Cell Surface Parameters for Accessing Neutrophil Activation Level with Atomic Force Microscopy
Oksana M. Tilinova,
Vladimir Inozemtsev,
Ekaterina Sherstyukova,
Snezhanna Kandrashina,
Mikhail Pisarev,
Andrey Grechko,
Nina Vorobjeva,
Viktoria Sergunova,
Maxim E. Dokukin
Affiliations
Oksana M. Tilinova
Sarov Physics and Technology Institute, MEPhI, 607186 Sarov, Russia
Vladimir Inozemtsev
Federal Research and Clinical Center of Intensive Care Medicine and Rehabilitology, V.A. Negovsky Research Institute of General Reanimatology, 107031 Moscow, Russia
Ekaterina Sherstyukova
Federal Research and Clinical Center of Intensive Care Medicine and Rehabilitology, V.A. Negovsky Research Institute of General Reanimatology, 107031 Moscow, Russia
Snezhanna Kandrashina
Federal Research and Clinical Center of Intensive Care Medicine and Rehabilitology, V.A. Negovsky Research Institute of General Reanimatology, 107031 Moscow, Russia
Mikhail Pisarev
Federal Research and Clinical Center of Intensive Care Medicine and Rehabilitology, V.A. Negovsky Research Institute of General Reanimatology, 107031 Moscow, Russia
Andrey Grechko
Federal Research and Clinical Center of Intensive Care Medicine and Rehabilitology, V.A. Negovsky Research Institute of General Reanimatology, 107031 Moscow, Russia
Nina Vorobjeva
Department of Immunology, Biology Faculty, Lomonosov Moscow State University, 119234 Moscow, Russia
Viktoria Sergunova
Federal Research and Clinical Center of Intensive Care Medicine and Rehabilitology, V.A. Negovsky Research Institute of General Reanimatology, 107031 Moscow, Russia
Maxim E. Dokukin
Sarov Physics and Technology Institute, MEPhI, 607186 Sarov, Russia
In this study, we examine the topography and adhesion images of the cell surface of neutrophils during the activation process. Our analysis of cell surface parameters indicates that the most significant changes in neutrophils occur within the first 30 min of activation, suggesting that reactive oxygen species may require approximately this amount of time to activate the cells.
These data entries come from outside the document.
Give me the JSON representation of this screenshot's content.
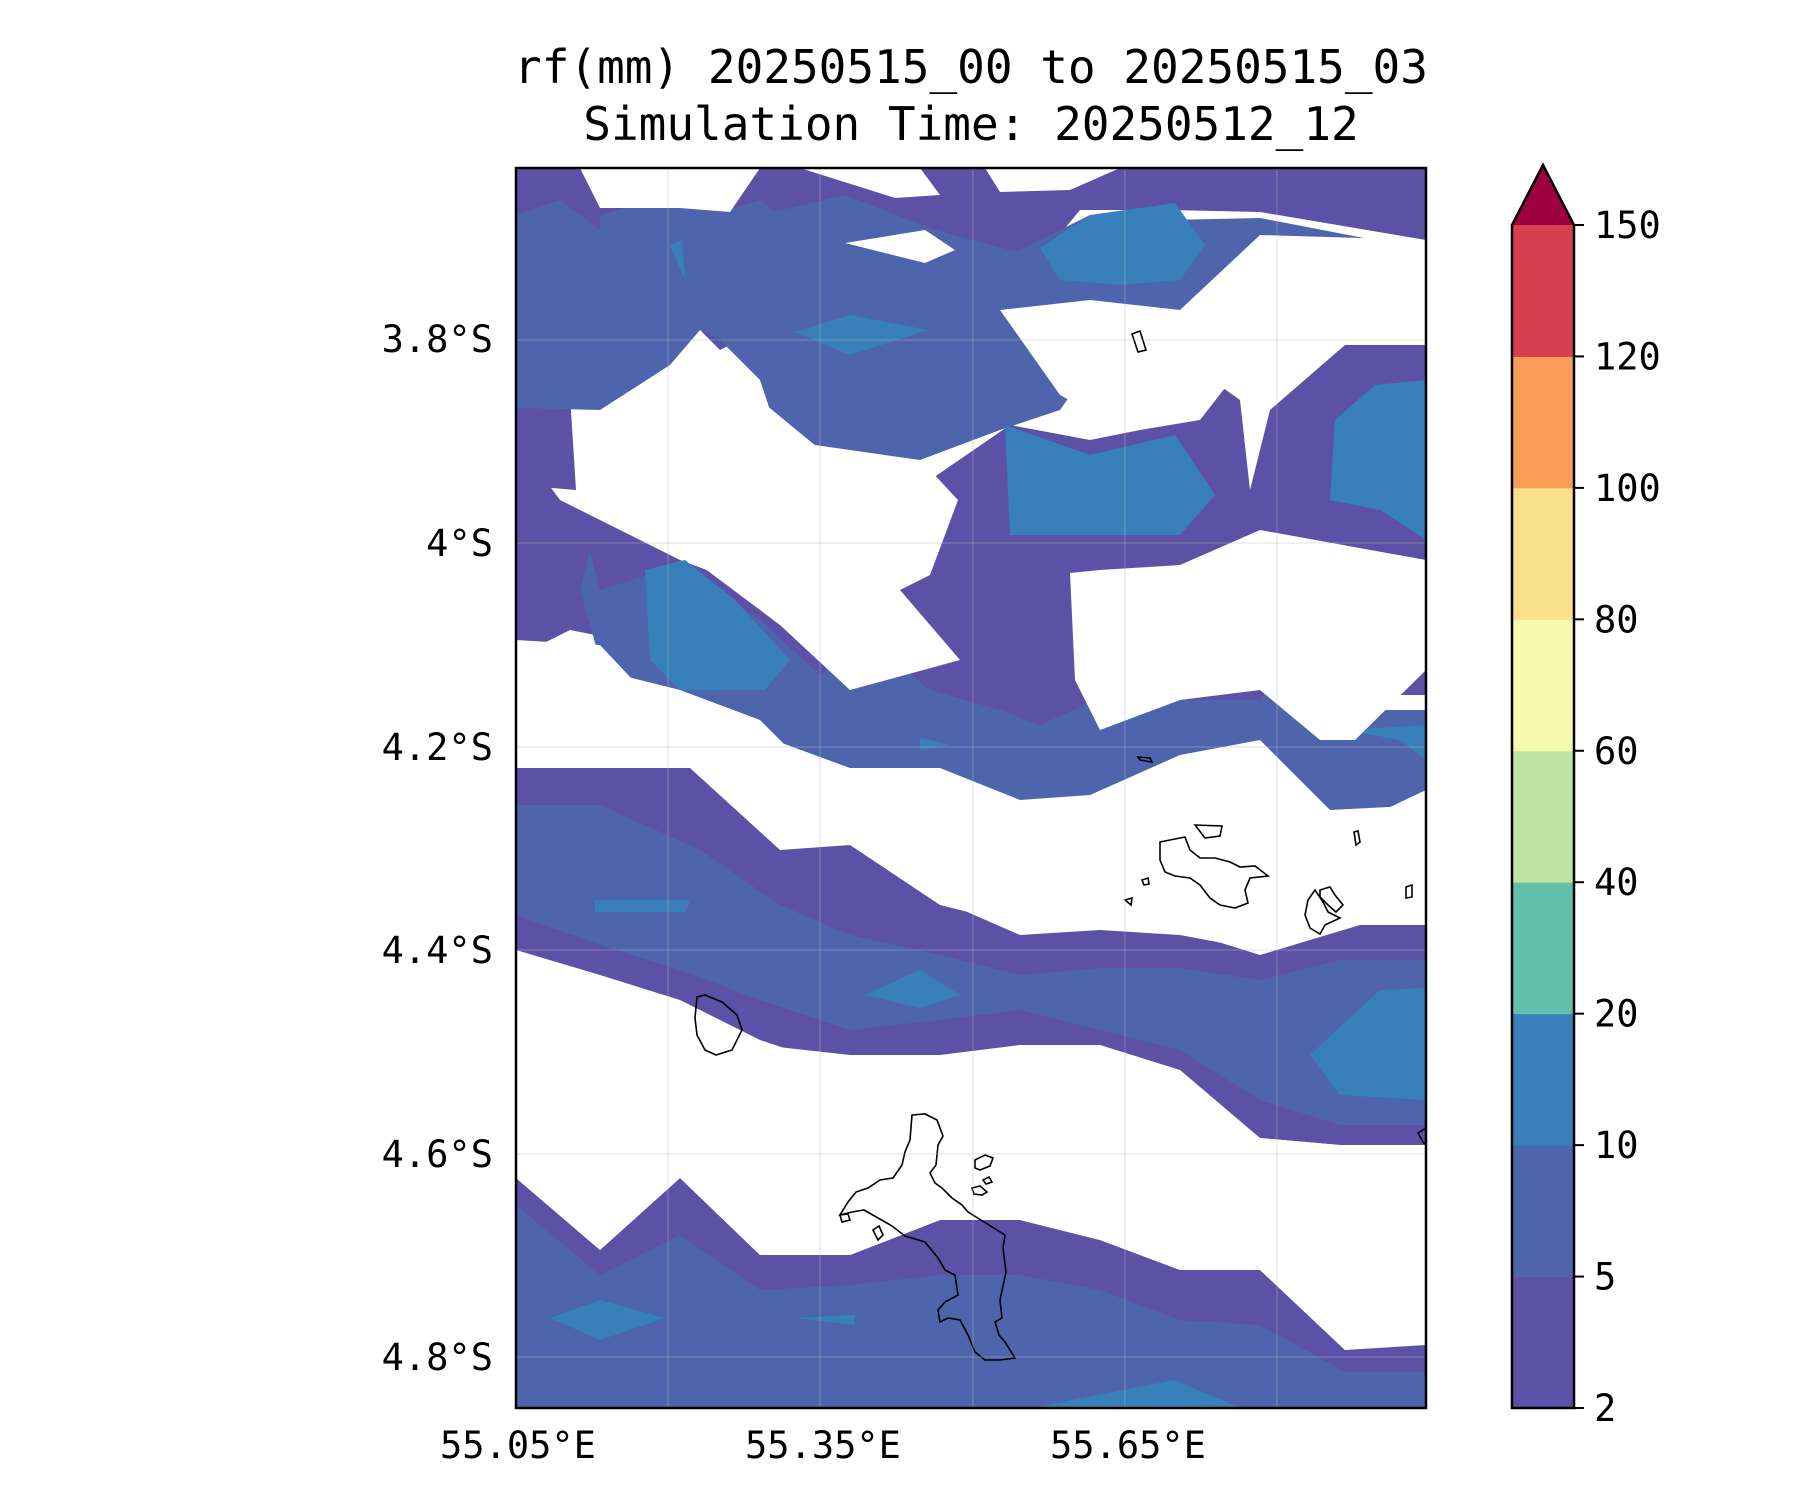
{
  "chart_data": {
    "type": "heatmap",
    "subtype": "filled-contour map",
    "title": "rf(mm) 20250515_00 to 20250515_03",
    "subtitle": "Simulation Time: 20250512_12",
    "x_ticks": [
      {
        "value": 55.05,
        "label": "55.05°E"
      },
      {
        "value": 55.35,
        "label": "55.35°E"
      },
      {
        "value": 55.65,
        "label": "55.65°E"
      }
    ],
    "y_ticks": [
      {
        "value": -3.8,
        "label": "3.8°S"
      },
      {
        "value": -4.0,
        "label": "4°S"
      },
      {
        "value": -4.2,
        "label": "4.2°S"
      },
      {
        "value": -4.4,
        "label": "4.4°S"
      },
      {
        "value": -4.6,
        "label": "4.6°S"
      },
      {
        "value": -4.8,
        "label": "4.8°S"
      }
    ],
    "xlim": [
      55.05,
      55.95
    ],
    "ylim": [
      -4.83,
      -3.63
    ],
    "grid": true,
    "colorbar": {
      "extend": "max",
      "levels": [
        2,
        5,
        10,
        20,
        40,
        60,
        80,
        100,
        120,
        150
      ],
      "labels": [
        "2",
        "5",
        "10",
        "20",
        "40",
        "60",
        "80",
        "100",
        "120",
        "150"
      ],
      "colors": [
        "#5c51a6",
        "#4e64ad",
        "#3880bb",
        "#64bfaa",
        "#bde4a0",
        "#f5fbae",
        "#fbe08c",
        "#f99d59",
        "#d63f4e",
        "#9e0142"
      ]
    }
  }
}
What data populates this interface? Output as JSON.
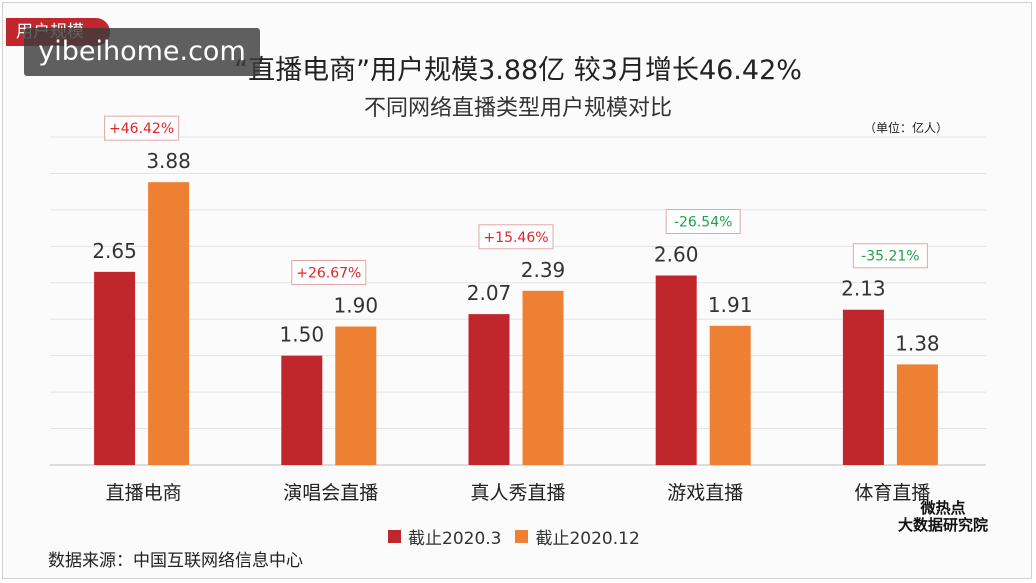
{
  "header": {
    "tag": "用户规模",
    "watermark": "yibeihome.com"
  },
  "chart_data": {
    "type": "bar",
    "title": "“直播电商”用户规模3.88亿 较3月增长46.42%",
    "subtitle": "不同网络直播类型用户规模对比",
    "unit": "（单位：亿人）",
    "categories": [
      "直播电商",
      "演唱会直播",
      "真人秀直播",
      "游戏直播",
      "体育直播"
    ],
    "series": [
      {
        "name": "截止2020.3",
        "values": [
          2.65,
          1.5,
          2.07,
          2.6,
          2.13
        ],
        "color": "#c0272d"
      },
      {
        "name": "截止2020.12",
        "values": [
          3.88,
          1.9,
          2.39,
          1.91,
          1.38
        ],
        "color": "#ee8033"
      }
    ],
    "value_labels": [
      [
        "2.65",
        "1.50",
        "2.07",
        "2.60",
        "2.13"
      ],
      [
        "3.88",
        "1.90",
        "2.39",
        "1.91",
        "1.38"
      ]
    ],
    "changes": [
      "+46.42%",
      "+26.67%",
      "+15.46%",
      "-26.54%",
      "-35.21%"
    ],
    "change_colors": [
      "#e0242a",
      "#e0242a",
      "#e0242a",
      "#1fa34a",
      "#1fa34a"
    ],
    "ylim": [
      0,
      4.5
    ],
    "grid": true,
    "legend_position": "bottom"
  },
  "footer": {
    "source": "数据来源：中国互联网络信息中心",
    "brand_line1": "微热点",
    "brand_line2": "大数据研究院"
  }
}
Interestingly, we observed surface granular structure as early as 10 min after neutrophil activation when examining atomic force microscopy images. This finding aligns with the reorganization observed within the cells under confocal laser scanning microscopy. By analyzing the cell surface images of adhesion, we identified three spatial surface parameters that correlate with the activation time. This finding enables us to estimate the degree of activation by using atomic force microscopy maps of the cell surface.